Rüstemhanlı, “ Ben Azerbaycan Milli Meclisi adına sizleri selamlıyorum. Azerbaycan Milli Meclisi Adına Türkiye’ye bir kere daha teşekkür ediyorum. Orada biliyorsunuz, ordularımızın birlikte resmi geçidi oldu. Bugün bile Türkiye Azerbaycan’dadır. Nuri Paşa’nın Azerbaycan’a gelişinden sonra ikinci defa 2020’de Türk ordusu Azerbaycan’a geldi. Yani biz Karabağ’ı azat ettikten sonra bugün Karabağ’da garantör olarak Rusya ile Türkiye birlikteler. Bunların hepsi çok büyük gelişmelerdir. Bizim hayal etmediğimiz, düşlemediğimiz şeyler bugün gerçekleşiyor. Bu, şunu gösteriyor ki, Türk Dünyası artık doğru yolunu bulmuş, Türk Dünyası artık geleceğini daha iyi görüyor. Türk Birliği, Türkiye-Azerbacan’ın sınırlarının/karayolunun açılması, Turan denilen büyük birlik ve Avrasya’nın sahibi olarak Türklerin yeniden boy göstermesi, dünyaya öz gücünü göstermesi, bu bizim hedefimizdi, ufuklarımızdı, inşallah buna doğru gidiyoruz.“ diyerek sözlerini tamamladı. 

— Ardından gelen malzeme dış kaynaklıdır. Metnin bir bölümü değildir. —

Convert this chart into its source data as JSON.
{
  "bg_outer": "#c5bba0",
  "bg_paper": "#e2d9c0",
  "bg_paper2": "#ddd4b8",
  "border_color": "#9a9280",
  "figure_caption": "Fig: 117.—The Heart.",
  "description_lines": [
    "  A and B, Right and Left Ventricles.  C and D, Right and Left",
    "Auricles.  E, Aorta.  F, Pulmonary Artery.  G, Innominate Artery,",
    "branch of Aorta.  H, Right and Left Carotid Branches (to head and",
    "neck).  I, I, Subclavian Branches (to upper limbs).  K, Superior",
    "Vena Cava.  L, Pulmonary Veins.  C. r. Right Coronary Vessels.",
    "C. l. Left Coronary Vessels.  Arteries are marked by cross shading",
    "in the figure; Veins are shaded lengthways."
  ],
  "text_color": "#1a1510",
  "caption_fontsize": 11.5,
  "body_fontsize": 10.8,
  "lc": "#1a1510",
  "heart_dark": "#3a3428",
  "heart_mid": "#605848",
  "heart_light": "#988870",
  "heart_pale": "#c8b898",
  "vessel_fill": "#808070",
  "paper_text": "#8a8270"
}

Konferansımızın ikinci konuşmacısı olan Azerbaycan Türk Kadınlar Birliği Başkanı Tenzile Rüstemhanlı da sözlerine Turan Yazgan Hocamızın ve Türk Dünyası Araştırmaları Vakfı’nın Azerbaycan-Karabağ- Hocalı davasına sahip çıkıp seslendirmedeki üstün gayretlerine dikkat çekerek başladı. Rüstemhanlı, Kendilerinin ocakları, evleri olarak gördükleri TDAV’ın kurucusu Türk Birliği’nin çağımızdaki önde gelen mimarlarından Turan Yazgan’ın millete hizmet etmek için teşekkür beklenmez, bu bir sevdadır, bunun karşılığı olmaz, anlayışının kendilerine bir ışık olduğunu, bugün Türk Dünyası bir yerlere geldiyse bunun arkasında bu anlayışın bulunduğunu söyledi. 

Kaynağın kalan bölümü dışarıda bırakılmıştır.